A New Technology Frontier with Hyperloop

The Hyperloop design competition by SpaceX, is a national and international design challenge which combines advanced aerospace and propulsion technologies. If successful, it could provide an alternative mass transportation mode in addition to airplanes, automobiles and trains.  Texas A&M University  was selected to host the 2016 SpaceX Hyperloop Pod Competition Design Weekend.  On January 29 – 30, 2016, teams from around the country and world will get a chance to present their design concepts in the Memorial Student Center at Texas A&M University.

Conceptually, the design requirement is simple but not necessarily easy:  Design a vehicle, “a pod,” that can carry 28 passengers at 760 mph, just below the speed of sound. At this speed, a trip from Los Angeles to San Francisco would take just 30 minutes. This new mode of transportation would be faster than the two-hour flight or the six-hour drive. It could also be less expensive. 

The pod travels in a tube with pressure about one hundredth of the pressure outside the window in a commercial airplane flight. This reduces resistance, letting the pod travel faster.   

Design teams can comprise of students, engineering professionals, scientists and other interested individuals.  Texas A&M also has a formal design course, ENGR 401, Interdisciplinary Design, where students can compete in the Hyperloop competition while fulfilling the requirements for the required senior design capstone course.   When Texas A&M University  was selected to host the 2016 Hyperloop design competition, Schneider was a natural fit to lead the senior design class of interdisciplinary engineering students.  Schneider teaches the course with Dr. Andrea Strzelec, also a professor in mechanical engineering.

 “If I had three weeks, me and two other guys could do the whole thing, but our goal is to teach the students,” Schneider said. “They all volunteered to be in this class, so I’m teaching them how to do the needs statement and function structure.  Now we are at the point where we are coming with various concepts.”

Preparing Aggies

Schneider’s goal has long been to impart knowledge to engineering students. The Hyperloop competition is a vehicle to impart this knowledge.

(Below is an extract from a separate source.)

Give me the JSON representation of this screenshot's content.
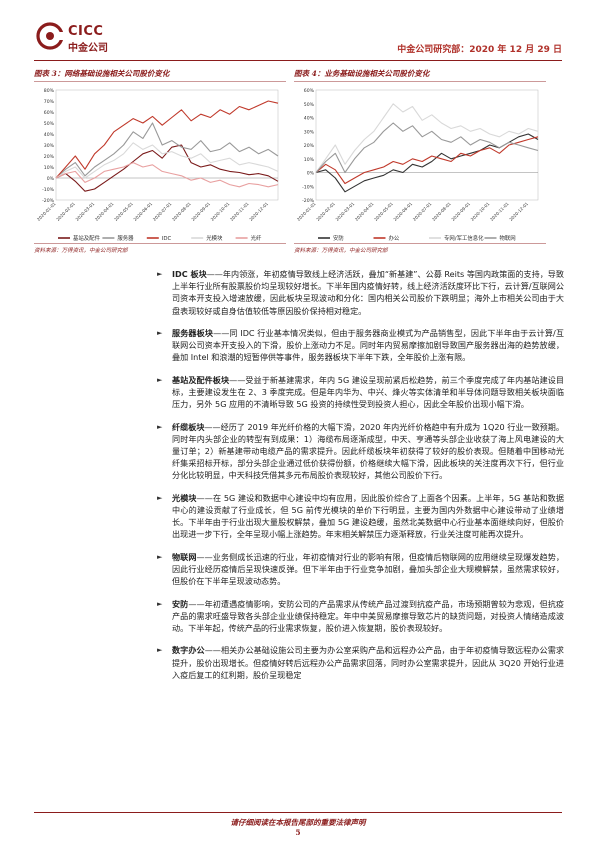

“My main goal is to teach the students, secondary is the design competition,” he said.

With 14 patents, Schneider is well qualified to do so.

Schneider is very familiar with the design process. When he was at NASA 20 years ago, charged with the re-design of the Mars inflatable spacecraft.  The previous team had designed it out of aluminum so it was very heavy.  Although several material choices including graphite-epoxy were suggested to Schneider and his team, he started the design process by asking the question, “What do you want it to do?”  Based on the answer to that first question, his team was able to design a successful inflatable spacecraft prototype.  Both of which are still in orbit around the earth today.   

This design perspective is shared with students in the ENGR 401 Interdisciplinary Design course. The design process for the Hyperloop pod follows the development of a needs statement that guides designers to better understand the problem. 

“It is about asking the right questions,” Schneider said, “which allows you to define a needs statement that  is a summary of the problem that can easily be explained in a few sentences.”

For Giang Do, a senior electrical engineering student in ENGR 401, the design approach is her biggest takeaway from the class.

“Dr. Schneider says that we will tackle all sorts of designs in our career,” Do said. “The design process allows you to clear out the murky ideas, but it doesn’t limit your creativity.”

At the SpaceX Hyperloop Design Weekend which took place in January, two ENGR 401 design teams will be presented their design concepts along with other teams.  Teams which were selected will advance and build their pods and test their design at the SpaceX Hyperloop Test Track in Hawthorne, California during Summer 2016.

“I would want them to see that what we perceive as unattainable is possible.  We just limit ourselves based on the little knowledge that we have, or even based on others people’s perception,” Do said.

Classmates Justin Benden, a senior mechanical engineering major and Kenneth McDole, a senior electrical engineering major, believe they were able to represent Texas A&M well and show that the proof of concept is feasible. 

“I want A&M to be separated from the other teams, to show that we went above and beyond their expectations,” Benden said. “We didn’t just do what they asked, but rather we came up with our own concepts.”

McDole added, “I want [the concept] to be more of an inspiration for kids in high school and for A&M to be proof that this can happen.”

On Schneider’s wall hangs a picture of him underneath the Space Shuttle Columbia, which he worked on for 7 years at NASA. The picture was taken by Dr. Faget, who recruited him to NASA.  It reminds him of the values instilled in him as a young engineer at NASA.  These values and the spirit of innovation have not been forgotten by Schneider, and through him, they will be passed on to the next generation of engineers.